La légende de Saint-Gerbold
par
Frédéric PLUQUET
SAINT GERBOLD VIVAIT dans le VIIe siècle ; il demeurait en Angleterre, chez un riche seigneur, lorsqu’il lui arriva précisément la même aventure qu’à Joseph chez Putiphar ; son maître irrité lui fit attacher une grosse meule de moulin au col et le fit jeter à la mer. Aussitôt, la pierre devint légère comme du liège, la corde se détacha et le saint, placé sur sa meule de moulin, vogua paisiblement vers les côtes du Bessin.
Il aborda à Ver ; c’était au plus fort de l’hiver : les fleurs et la verdure naquirent de tous côtés sous ses pas, et c’est depuis ce temps que ce lieu a été appelé Ver.
Le saint s’établit à Crépon, dans un petit ermitage, sur les bords du ruisseau de Provence.
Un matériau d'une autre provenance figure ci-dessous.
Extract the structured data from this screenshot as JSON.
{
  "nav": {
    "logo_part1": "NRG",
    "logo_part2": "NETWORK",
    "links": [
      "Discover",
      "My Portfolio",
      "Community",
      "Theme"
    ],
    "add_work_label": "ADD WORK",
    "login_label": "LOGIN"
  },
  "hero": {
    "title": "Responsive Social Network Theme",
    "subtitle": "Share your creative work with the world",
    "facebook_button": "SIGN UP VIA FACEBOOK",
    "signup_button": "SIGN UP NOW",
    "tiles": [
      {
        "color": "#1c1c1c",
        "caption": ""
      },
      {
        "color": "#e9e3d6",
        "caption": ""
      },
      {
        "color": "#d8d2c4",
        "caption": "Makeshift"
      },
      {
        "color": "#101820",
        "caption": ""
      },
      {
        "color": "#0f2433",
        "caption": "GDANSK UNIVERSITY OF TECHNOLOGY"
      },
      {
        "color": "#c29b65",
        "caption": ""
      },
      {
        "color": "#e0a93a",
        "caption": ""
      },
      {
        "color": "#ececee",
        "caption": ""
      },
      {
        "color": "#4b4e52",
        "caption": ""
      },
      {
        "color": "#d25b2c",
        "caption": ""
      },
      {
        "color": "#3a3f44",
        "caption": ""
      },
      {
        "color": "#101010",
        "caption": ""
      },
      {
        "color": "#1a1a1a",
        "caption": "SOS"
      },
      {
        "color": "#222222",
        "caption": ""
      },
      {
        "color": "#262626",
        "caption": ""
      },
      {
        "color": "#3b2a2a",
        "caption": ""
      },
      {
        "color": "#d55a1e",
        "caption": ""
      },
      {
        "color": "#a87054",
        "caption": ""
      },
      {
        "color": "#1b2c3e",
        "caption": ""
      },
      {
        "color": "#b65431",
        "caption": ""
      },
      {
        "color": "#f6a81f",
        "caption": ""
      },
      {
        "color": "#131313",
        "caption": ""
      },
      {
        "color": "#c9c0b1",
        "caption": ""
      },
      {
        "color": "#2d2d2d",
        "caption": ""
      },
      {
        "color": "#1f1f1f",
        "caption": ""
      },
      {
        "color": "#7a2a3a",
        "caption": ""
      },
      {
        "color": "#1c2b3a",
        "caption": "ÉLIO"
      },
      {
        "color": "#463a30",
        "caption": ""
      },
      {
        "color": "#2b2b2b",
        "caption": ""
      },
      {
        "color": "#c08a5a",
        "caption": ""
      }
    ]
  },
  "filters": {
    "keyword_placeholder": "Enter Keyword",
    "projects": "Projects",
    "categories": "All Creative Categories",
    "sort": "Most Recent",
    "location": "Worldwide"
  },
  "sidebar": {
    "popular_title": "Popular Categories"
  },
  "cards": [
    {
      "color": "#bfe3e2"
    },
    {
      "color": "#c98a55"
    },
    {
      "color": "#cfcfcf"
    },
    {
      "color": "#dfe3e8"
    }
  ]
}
Sa sainteté et les miracles qu’il faisait journellement le firent nommer à l’évêché de Bayeux ; lorsqu’il prit possession, les rues par où il passa se trouvèrent miraculeusement décorées de fleurs et de verdure. Malgré ces miracles, les Bayeusains ne tardèrent pas à se dégoûter de leur évêque, et ils le chassèrent ignominieusement. Saint Gerbold jeta, de dépit, son anneau pastoral dans la mer, et il dit qu’il ne reviendrait dans son diocèse que quand il l’aurait retrouvé !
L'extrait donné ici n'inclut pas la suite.